Another movement in painting (1905 –1908) was Fauvism, whose distinctive feature was pure and bright colours. It was the invention of Matisse. Both the Cubism and Fauvism influenced British artists, thought they were very cautions about them. One of the most typical British representatives of this time was Sir Matthew Smith who drew a painting “Nude, Fitzroy Street N 1” (1916). The title comes from the location of Smith,s studio in Fitzroy Street in London. It was well-know as a bohemian and artist’s quarter at that time. The composition is based on two colours, green and red. They are complementary colours, because they complete each other and look stranger together than in any other combination.

Then, between 1920 and the 1930s, Western art was influenced by two major movements: Surrealism and Abstractionism. The most typical representative of Abstractionism in Britain was Ben Nicholson. The most typical artists of Surrealism were Salvador Dali and Mark Chagall, but not British painters.

The dominant figure of European painting was the British painter Francis Bacon known for his richly coloured paintings with twisted human and animal shapes. Bacon compares his humans to animals, or even to sides of meat. Their faces often contain a silently screaming mouth. Looking at his paintings we get a feeling that humans are isolated and alone. His picture “Three Studies for Figures at the Base of a Crucifixion”13 was painted at the end of the Second World War. He showed in a dramatic and original way the Christian image of the crucifixion of Christ. The creatures are part animal, part human with a screaming mouth of the hyena-like creature. In this way he expressed the horror of contemporary events.

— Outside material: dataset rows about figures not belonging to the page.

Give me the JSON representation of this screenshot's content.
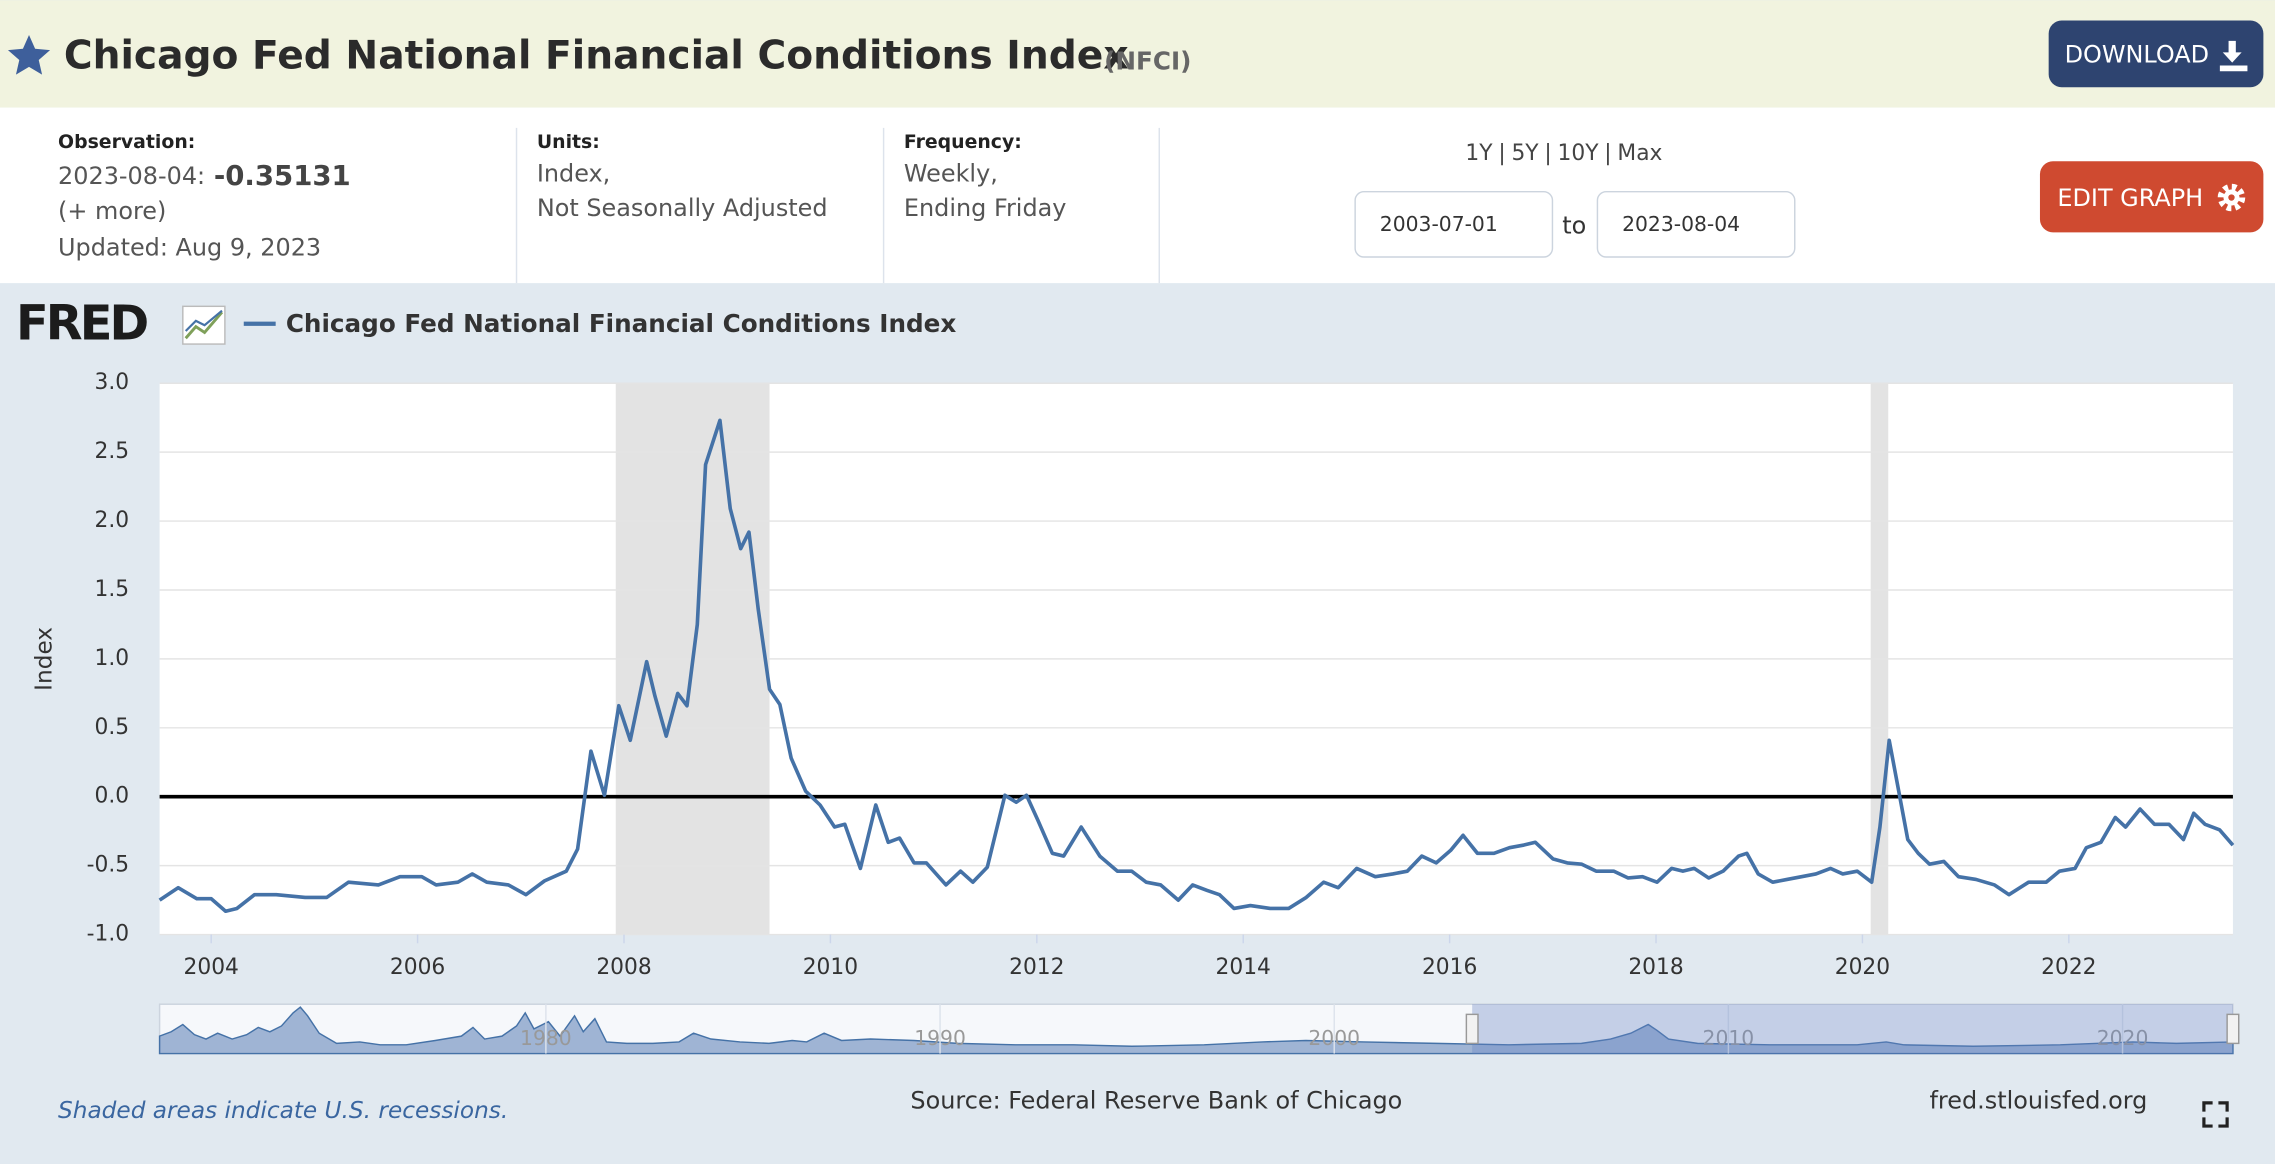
{
  "header": {
    "title": "Chicago Fed National Financial Conditions Index",
    "series_id": "(NFCI)",
    "download": "DOWNLOAD"
  },
  "info": {
    "observation_label": "Observation:",
    "observation_date": "2023-08-04:",
    "observation_value": "-0.35131",
    "more": "(+ more)",
    "updated": "Updated: Aug 9, 2023",
    "units_label": "Units:",
    "units_lines": [
      "Index,",
      "Not Seasonally Adjusted"
    ],
    "frequency_label": "Frequency:",
    "frequency_lines": [
      "Weekly,",
      "Ending Friday"
    ],
    "ranges": [
      "1Y",
      "5Y",
      "10Y",
      "Max"
    ],
    "range_separator": "|",
    "start_date": "2003-07-01",
    "to": "to",
    "end_date": "2023-08-04",
    "edit": "EDIT GRAPH"
  },
  "chart_data": {
    "type": "line",
    "logo": "FRED",
    "ylabel": "Index",
    "xlim": [
      2003.5,
      2023.59
    ],
    "xticks": [
      2004,
      2006,
      2008,
      2010,
      2012,
      2014,
      2016,
      2018,
      2020,
      2022
    ],
    "ylim": [
      -1,
      3
    ],
    "yticks": [
      {
        "value": -1,
        "label": "-1.0"
      },
      -0.5,
      {
        "value": 0,
        "label": "0.0"
      },
      0.5,
      {
        "value": 1,
        "label": "1.0"
      },
      1.5,
      {
        "value": 2,
        "label": "2.0"
      },
      2.5,
      {
        "value": 3,
        "label": "3.0"
      }
    ],
    "grid": true,
    "reference_line": 0,
    "recessions": [
      [
        2007.92,
        2009.41
      ],
      [
        2020.08,
        2020.25
      ]
    ],
    "series": [
      {
        "name": "Chicago Fed National Financial Conditions Index",
        "color": "#4572a7",
        "x": [
          2003.5,
          2003.68,
          2003.86,
          2004.0,
          2004.14,
          2004.25,
          2004.42,
          2004.63,
          2004.91,
          2005.12,
          2005.33,
          2005.62,
          2005.83,
          2006.04,
          2006.18,
          2006.39,
          2006.53,
          2006.67,
          2006.88,
          2007.05,
          2007.23,
          2007.44,
          2007.55,
          2007.68,
          2007.81,
          2007.95,
          2008.06,
          2008.22,
          2008.3,
          2008.41,
          2008.52,
          2008.61,
          2008.71,
          2008.79,
          2008.93,
          2009.03,
          2009.13,
          2009.21,
          2009.3,
          2009.41,
          2009.51,
          2009.62,
          2009.76,
          2009.9,
          2010.04,
          2010.14,
          2010.29,
          2010.44,
          2010.56,
          2010.67,
          2010.81,
          2010.93,
          2011.12,
          2011.26,
          2011.38,
          2011.52,
          2011.69,
          2011.8,
          2011.9,
          2012.01,
          2012.15,
          2012.26,
          2012.43,
          2012.61,
          2012.78,
          2012.92,
          2013.06,
          2013.2,
          2013.37,
          2013.51,
          2013.65,
          2013.77,
          2013.91,
          2014.07,
          2014.26,
          2014.44,
          2014.61,
          2014.78,
          2014.92,
          2015.1,
          2015.28,
          2015.45,
          2015.59,
          2015.73,
          2015.87,
          2016.01,
          2016.13,
          2016.27,
          2016.43,
          2016.58,
          2016.72,
          2016.83,
          2017.0,
          2017.14,
          2017.28,
          2017.42,
          2017.59,
          2017.73,
          2017.87,
          2018.01,
          2018.15,
          2018.26,
          2018.37,
          2018.51,
          2018.65,
          2018.8,
          2018.88,
          2018.99,
          2019.13,
          2019.27,
          2019.41,
          2019.55,
          2019.69,
          2019.81,
          2019.95,
          2020.09,
          2020.17,
          2020.26,
          2020.34,
          2020.44,
          2020.54,
          2020.65,
          2020.79,
          2020.93,
          2021.1,
          2021.28,
          2021.42,
          2021.61,
          2021.78,
          2021.91,
          2022.06,
          2022.17,
          2022.31,
          2022.45,
          2022.55,
          2022.69,
          2022.83,
          2022.97,
          2023.11,
          2023.21,
          2023.32,
          2023.46,
          2023.59
        ],
        "values": [
          -0.75,
          -0.66,
          -0.74,
          -0.74,
          -0.83,
          -0.81,
          -0.71,
          -0.71,
          -0.73,
          -0.73,
          -0.62,
          -0.64,
          -0.58,
          -0.58,
          -0.64,
          -0.62,
          -0.56,
          -0.62,
          -0.64,
          -0.71,
          -0.61,
          -0.54,
          -0.38,
          0.33,
          0.01,
          0.66,
          0.41,
          0.98,
          0.73,
          0.44,
          0.75,
          0.66,
          1.25,
          2.41,
          2.73,
          2.09,
          1.8,
          1.92,
          1.36,
          0.78,
          0.67,
          0.28,
          0.04,
          -0.06,
          -0.22,
          -0.2,
          -0.52,
          -0.06,
          -0.33,
          -0.3,
          -0.48,
          -0.48,
          -0.64,
          -0.54,
          -0.62,
          -0.51,
          0.01,
          -0.04,
          0.01,
          -0.17,
          -0.41,
          -0.43,
          -0.22,
          -0.43,
          -0.54,
          -0.54,
          -0.62,
          -0.64,
          -0.75,
          -0.64,
          -0.68,
          -0.71,
          -0.81,
          -0.79,
          -0.81,
          -0.81,
          -0.73,
          -0.62,
          -0.66,
          -0.52,
          -0.58,
          -0.56,
          -0.54,
          -0.43,
          -0.48,
          -0.39,
          -0.28,
          -0.41,
          -0.41,
          -0.37,
          -0.35,
          -0.33,
          -0.45,
          -0.48,
          -0.49,
          -0.54,
          -0.54,
          -0.59,
          -0.58,
          -0.62,
          -0.52,
          -0.54,
          -0.52,
          -0.59,
          -0.54,
          -0.43,
          -0.41,
          -0.56,
          -0.62,
          -0.6,
          -0.58,
          -0.56,
          -0.52,
          -0.56,
          -0.54,
          -0.62,
          -0.22,
          0.41,
          0.09,
          -0.31,
          -0.41,
          -0.49,
          -0.47,
          -0.58,
          -0.6,
          -0.64,
          -0.71,
          -0.62,
          -0.62,
          -0.54,
          -0.52,
          -0.37,
          -0.33,
          -0.15,
          -0.22,
          -0.09,
          -0.2,
          -0.2,
          -0.31,
          -0.12,
          -0.2,
          -0.24,
          -0.35131
        ]
      }
    ],
    "navigator": {
      "xlim": [
        1970.2,
        2022.8
      ],
      "xticks": [
        1980,
        1990,
        2000,
        2010,
        2020
      ]
    }
  },
  "footer": {
    "recession_note": "Shaded areas indicate U.S. recessions.",
    "source": "Source: Federal Reserve Bank of Chicago",
    "site": "fred.stlouisfed.org"
  }
}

Pop Art appeared in Britain and America about the year 1960. It was called so because it took inspiration from popular urban culture: comics, advertising, etc. Pop was the reaction against the gloomy post-war art. British Pop artists were fascinated by American consumer culture. At the same time Britain and America saw the development of abstract painting. One of the famous artists of this movement is David Hockney. He is famous for his series-paintings of pools and people around them.

In the last two decades art has generally become more pluralistic. Artists explore a wide range of materials and themes, for example Lucian Freud who created a series of life-size nude studies as well as small pieces.

Many young artists try to find their own methods of making art. They use photography, sometimes combinations with other materials, such as fabrics and metal.

Exercise 14. Answer the questions:

  1. What do you know about the Tate Gallery?

  2. What are the most famous British painters and sculptors?

  3. What is Cubism?

  4. What is Fauvism?

  5. What can you say about Surrealism and Abstractionism?

  6. Who was the dominant figure of European painting after the Second World War?

  7. What is Pop Art? Why is it called so?

  8. What is typical of Lucian Freud?

  9. How do young British artists try to express themselves nowadays?

Exercise 15. Fill in the table using the information from the text. Do it in writing in your copy-books:

Art

style

The time of

appearance

Invention by

British

representatives

Characteristic

features

Pictures

Exercise 16. Retell the text according to the plan:

1. London art museums.

2. Tate Gallery.

3. British painters and sculptors represented in this Gallery.

4. Art styles of the 20th century which influenced Western Art:

a). Cubism; b). Fauvism; c). Surrealism;

d). Abstractionism; e). Pop-art;

5. Post-war British art and its peculiarities.

6. Young British artists.

Exercise 17. Be ready to speak on the local art museum named after Shovkunenko according to the plan :

1. Formation of the museum.

2. The building the museum is in at present.

3. The number of rooms exposition is arranged in.

4. The kinds of painting represented in the museum.

5. Painters whose pictures can be seen in the museum.

6. Exhibitions and shows arranged at the museum.

7. Your first visit to the museum.

8. Your favorite painters and pictures.